LouSend · 28/02/2014 14:27

zebraZeebra did that trilogy have a girl whose hair was described as 3 shades of silver bronze and gold? Was one of the books called fog? Your description rings a bell.

Also loved point horror and Christopher Pike.

Lois Duncan. Stranger with my face and Summer of fear were the two that got me hooked on her.

Diana Wynne Jones. The time of the ghost was the first I read of hers. I'very read some of the books she wrote for older readers/ adults and enjoyed them too.

Francine Pascal. Not just the sweet valley stuff but she wrote some other, more Judy Blume style books - hanging out with Cici was one I remember. It was about a girl who went back in time and met her mother as a teenager.

Joan Aiken was another whose books I enjoyed. Basically anything a little bit scary or fantasy.

LBOCS · 28/02/2014 14:35

I was still am really angry that LJ Smith never finished her NightWorld series. I will never know how it ends.

DavidTwattenborough · 28/02/2014 14:36

God what a great thread. I'd forgotten all about Children of the Dust - read it when i was about 12 and it gave me nightmares for weeks!

YY to whoever said The Silver Sword and Stranger With My Face - Remember trying to learn how to astrally project after reading that...

Other favourites were:

I Went To School In The Jungle
No End to Yesterday (a proto-misery lit type read - I was obsessed with this book as a child & read it over and over again)
Sure more will come back to me as I think about it!

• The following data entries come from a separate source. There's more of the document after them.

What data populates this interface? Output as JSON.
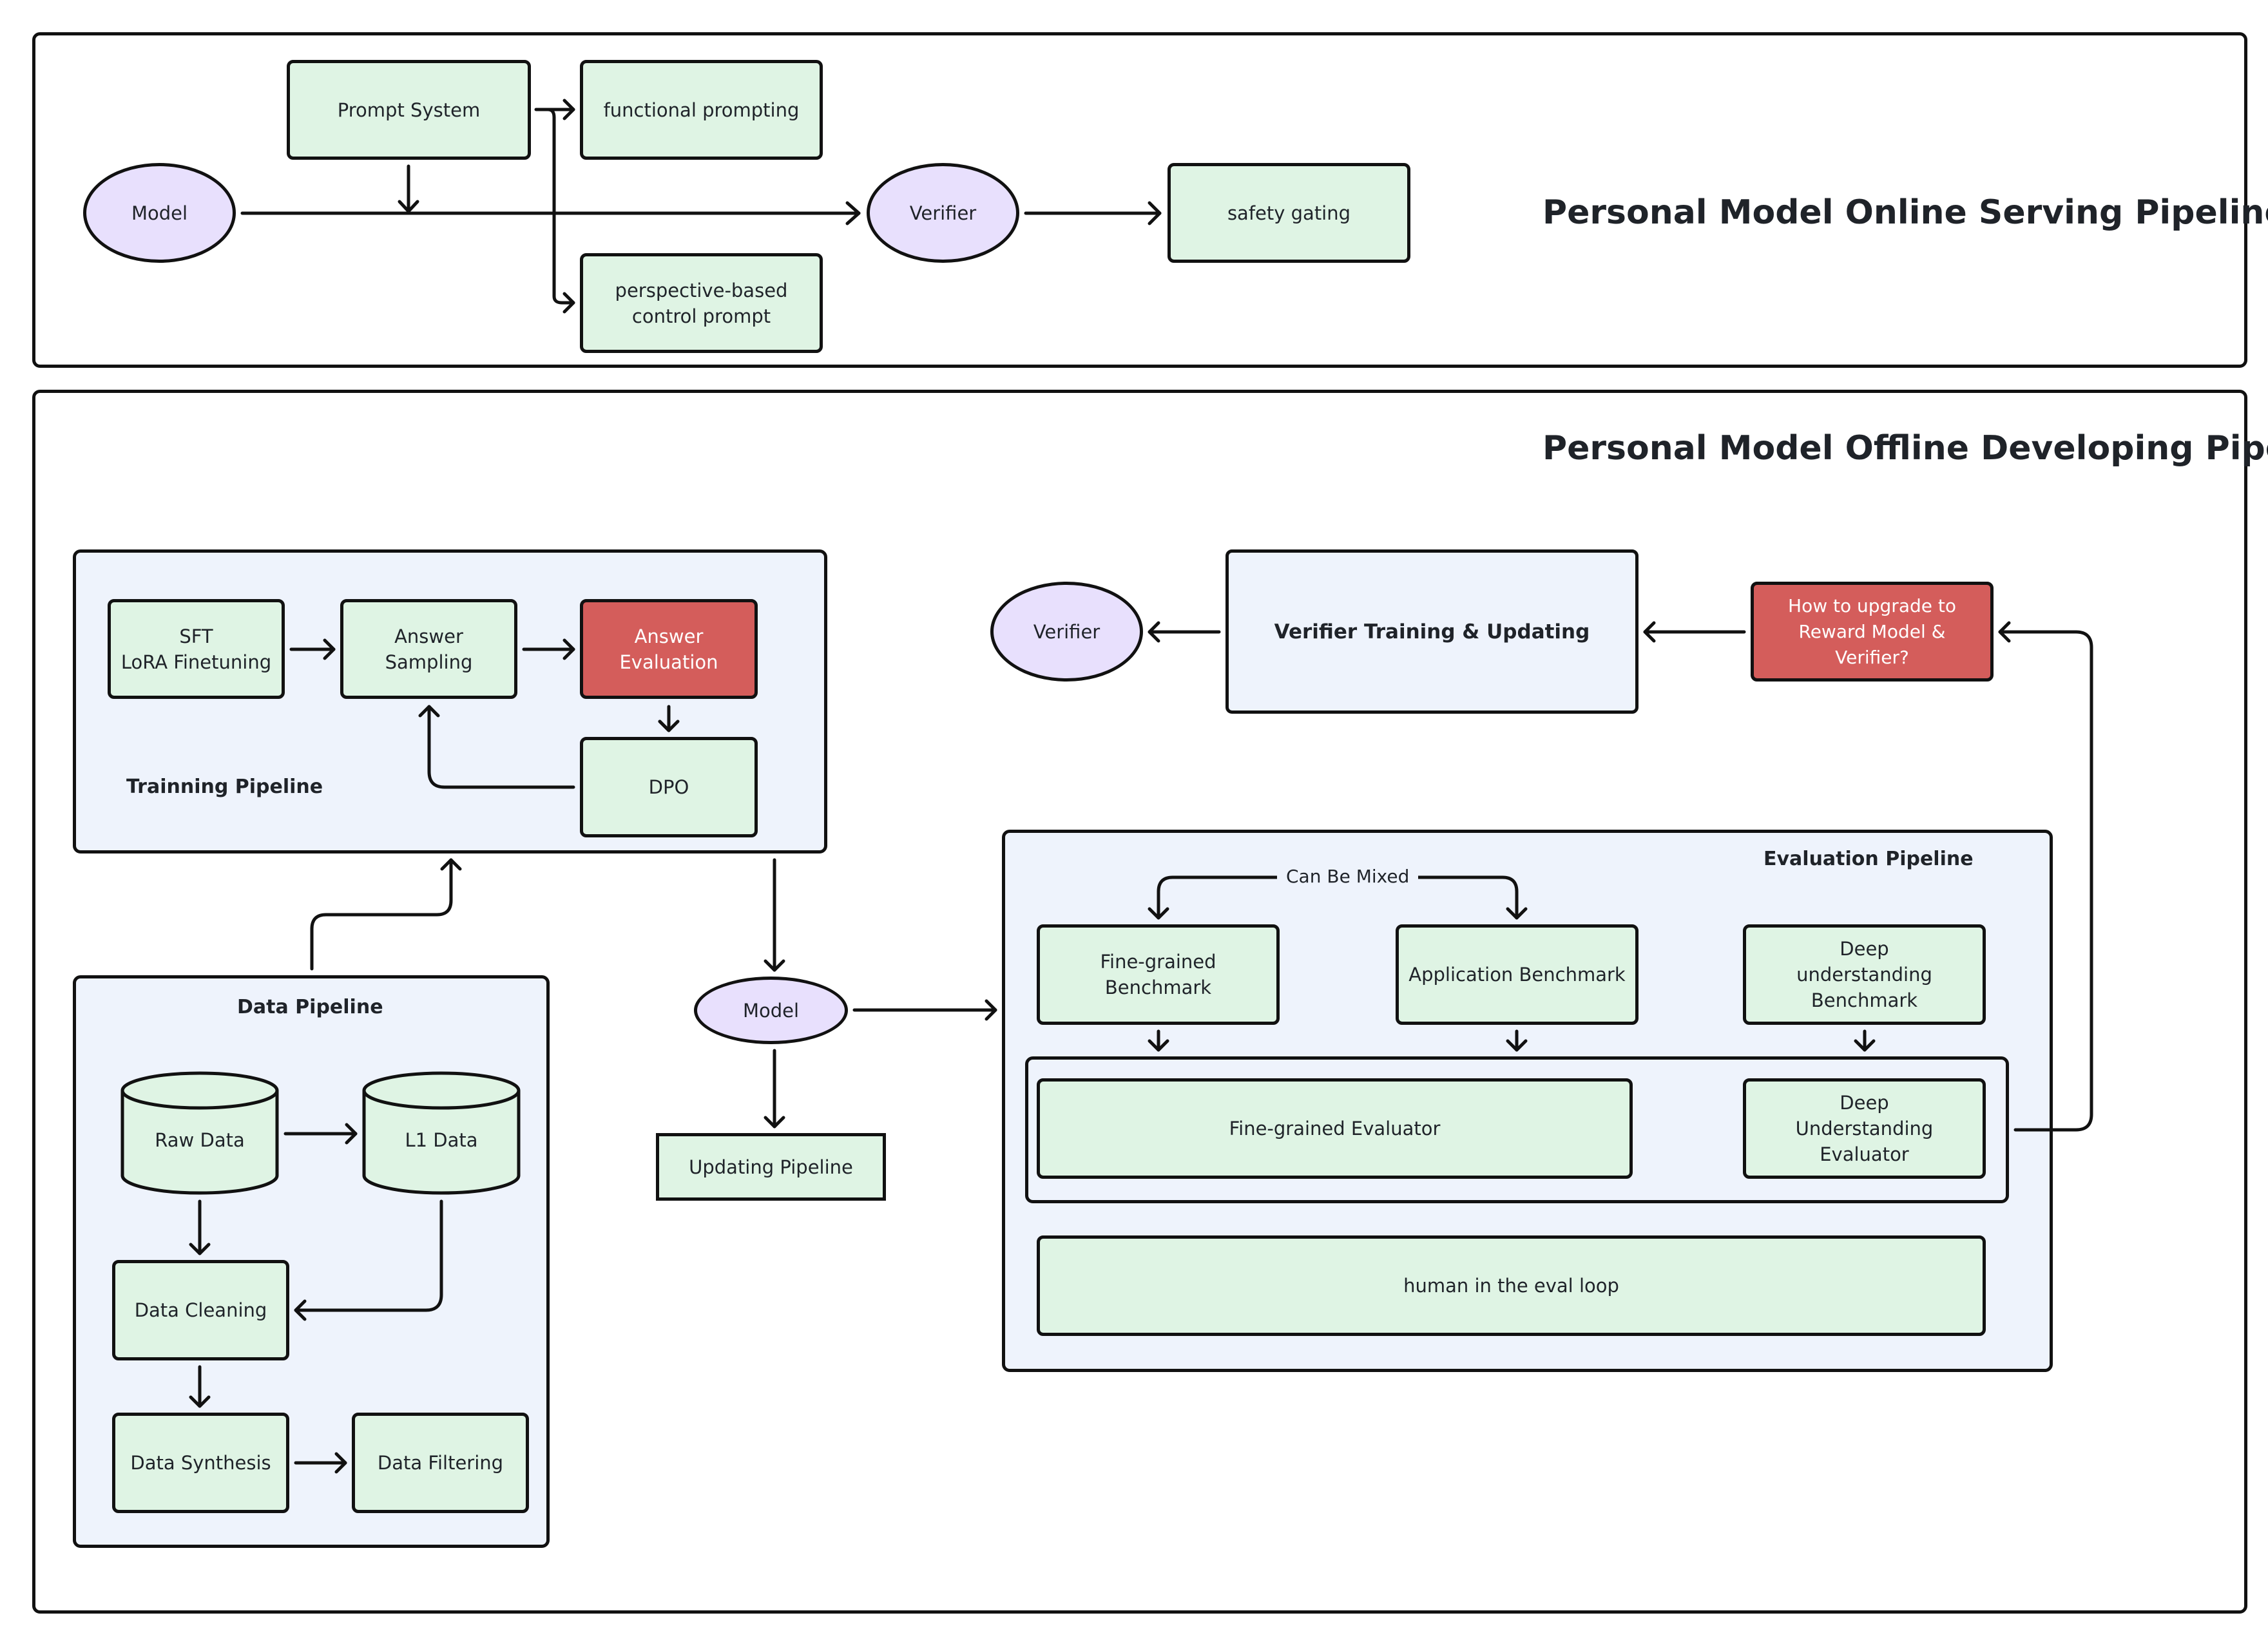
{
  "online": {
    "title": "Personal Model Online Serving Pipeline",
    "model": "Model",
    "prompt_system": "Prompt System",
    "functional_prompting": "functional prompting",
    "perspective_prompt": "perspective-based control prompt",
    "verifier": "Verifier",
    "safety_gating": "safety gating"
  },
  "offline": {
    "title": "Personal Model Offline Developing Pipeline",
    "training": {
      "label": "Trainning Pipeline",
      "sft_line1": "SFT",
      "sft_line2": "LoRA Finetuning",
      "answer_sampling": "Answer Sampling",
      "answer_evaluation": "Answer Evaluation",
      "dpo": "DPO"
    },
    "verifier": "Verifier",
    "verifier_training": "Verifier Training & Updating",
    "upgrade_question": "How to upgrade to Reward Model & Verifier?",
    "data": {
      "label": "Data Pipeline",
      "raw_data": "Raw Data",
      "l1_data": "L1 Data",
      "cleaning": "Data Cleaning",
      "synthesis": "Data Synthesis",
      "filtering": "Data Filtering"
    },
    "model": "Model",
    "updating_pipeline": "Updating Pipeline",
    "evaluation": {
      "label": "Evaluation Pipeline",
      "can_be_mixed": "Can Be Mixed",
      "fine_benchmark": "Fine-grained Benchmark",
      "app_benchmark": "Application Benchmark",
      "deep_benchmark": "Deep understanding Benchmark",
      "fine_evaluator": "Fine-grained Evaluator",
      "deep_evaluator": "Deep Understanding Evaluator",
      "human_loop": "human in the eval loop"
    }
  },
  "colors": {
    "node_green": "#dff4e4",
    "node_red": "#d45d5b",
    "node_purple": "#e8e0fd",
    "panel_blue": "#eef3fc"
  }
}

For anyone wanting to avoid amazon, www.abebooks.co.uk is worth a try... Smile

DavidTwattenborough · 28/02/2014 14:38

Oh God. And there was another one I loved too, about a broken TV that predicts the future, can't remember what it was called though?! It featured an annoying younger brother.

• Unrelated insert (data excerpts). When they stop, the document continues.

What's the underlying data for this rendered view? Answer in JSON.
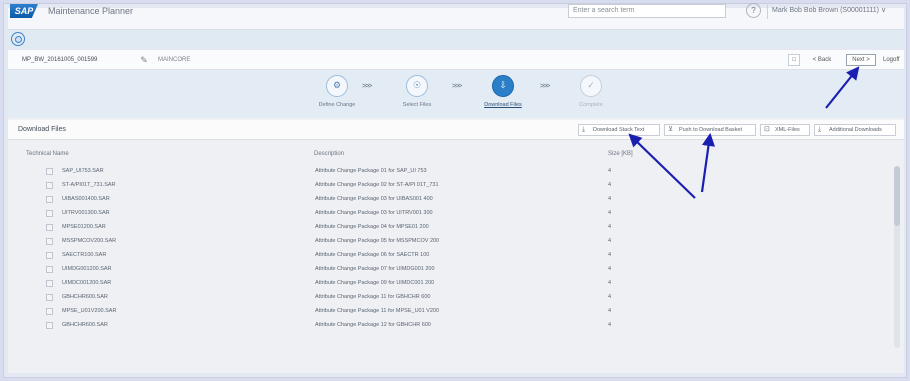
{
  "shell": {
    "logo_text": "SAP",
    "app_title": "Maintenance Planner",
    "search_placeholder": "Enter a search term",
    "help_symbol": "?",
    "user_menu": "Mark Bob Bob Brown (S00001111) ∨"
  },
  "plan": {
    "name": "MP_BW_20161005_001599",
    "description": "MAINCORE"
  },
  "toolbar": {
    "save_symbol": "□",
    "back_label": "< Back",
    "next_label": "Next >",
    "logoff_label": "Logoff"
  },
  "roadmap": {
    "steps": [
      {
        "label": "Define Change",
        "symbol": "⚙"
      },
      {
        "label": "Select Files",
        "symbol": "☉"
      },
      {
        "label": "Download Files",
        "symbol": "⇩"
      },
      {
        "label": "Complete",
        "symbol": "✓"
      }
    ],
    "separator": ">>>"
  },
  "panel": {
    "title": "Download Files",
    "buttons": {
      "download": "Download Stack Text",
      "push": "Push to Download Basket",
      "xml": "XML-Files",
      "additional": "Additional Downloads"
    }
  },
  "table": {
    "headers": {
      "name": "Technical Name",
      "desc": "Description",
      "size": "Size [KB]"
    },
    "rows": [
      {
        "name": "SAP_UI753.SAR",
        "desc": "Attribute Change Package 01 for SAP_UI 753",
        "size": "4"
      },
      {
        "name": "ST-A/PI01T_731.SAR",
        "desc": "Attribute Change Package 02 for ST-A/PI 01T_731",
        "size": "4"
      },
      {
        "name": "UIBAS001400.SAR",
        "desc": "Attribute Change Package 03 for UIBAS001 400",
        "size": "4"
      },
      {
        "name": "UITRV001300.SAR",
        "desc": "Attribute Change Package 03 for UITRV001 300",
        "size": "4"
      },
      {
        "name": "MPSE01200.SAR",
        "desc": "Attribute Change Package 04 for MPSE01 200",
        "size": "4"
      },
      {
        "name": "MSSPMCOV200.SAR",
        "desc": "Attribute Change Package 05 for MSSPMCOV 200",
        "size": "4"
      },
      {
        "name": "SAECTR100.SAR",
        "desc": "Attribute Change Package 06 for SAECTR 100",
        "size": "4"
      },
      {
        "name": "UIMDG001200.SAR",
        "desc": "Attribute Change Package 07 for UIMDG001 200",
        "size": "4"
      },
      {
        "name": "UIMDC001200.SAR",
        "desc": "Attribute Change Package 09 for UIMDC001 200",
        "size": "4"
      },
      {
        "name": "GBHCHR600.SAR",
        "desc": "Attribute Change Package 11 for GBHCHR 600",
        "size": "4"
      },
      {
        "name": "MPSE_U01V200.SAR",
        "desc": "Attribute Change Package 11 for MPSE_U01 V200",
        "size": "4"
      },
      {
        "name": "GBHCHR600.SAR",
        "desc": "Attribute Change Package 12 for GBHCHR 600",
        "size": "4"
      }
    ]
  }
}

Have a feeling it was written by the same writer who did Freaky Friday

AmazingBouncingFerret · 28/02/2014 14:43

LBOCS it's annoying isn't it. It should be against the law. Grin

I remember a book that's set in the future and there's a big fence that separates the town and country. The town is all very big brother like and has lots of mod cons, where's the other side is very genteel.

Cannot for the life of me remember the plot or the name of the book.

ShadowFall · 28/02/2014 14:45

Doodleoinkquack - I'm pretty sure the book you're talking about with the girl dying in the abortion clinic is one of Christopher Pike's books, but the name escapes me at the minute.

ElleBellyBeeblebrox · 28/02/2014 14:49

It is Christopher Pike, it's Whisper of Death. Geek

bottleofbeer · 28/02/2014 14:49

Kate Cann, the Collete and Art trilogy. Diving in, In the deep end and Sink or swim.

That Go Ask Alice seems really familiar and I think I read it.

I also did Z for Zachariah GCSE English 94. Bought it recently. Still as good as I remembered and began my hatred of all things nuclear.

Stranger with my face was about astral travel.

LouSend · 28/02/2014 14:49

ElleBelly I borrowed the 3-books-in-1 trilogy of chainletter from the library when I was 14/15. My parents and siblings went away for the weekend leaving me alone for the very first time so I settled down for a read fest.

I didn't sleep. Once I started the first book I couldn't settle until I'd read the very last word of the very last book or I knew I'd have nightmares.

Which was the Christopher Pike book about the girl who died at a party and her ghost came back to and out who'd killed her. I remember enjoying very much and reading the sequel(s) but it(they) weren't as good. Her name was shanie or Sandi or something.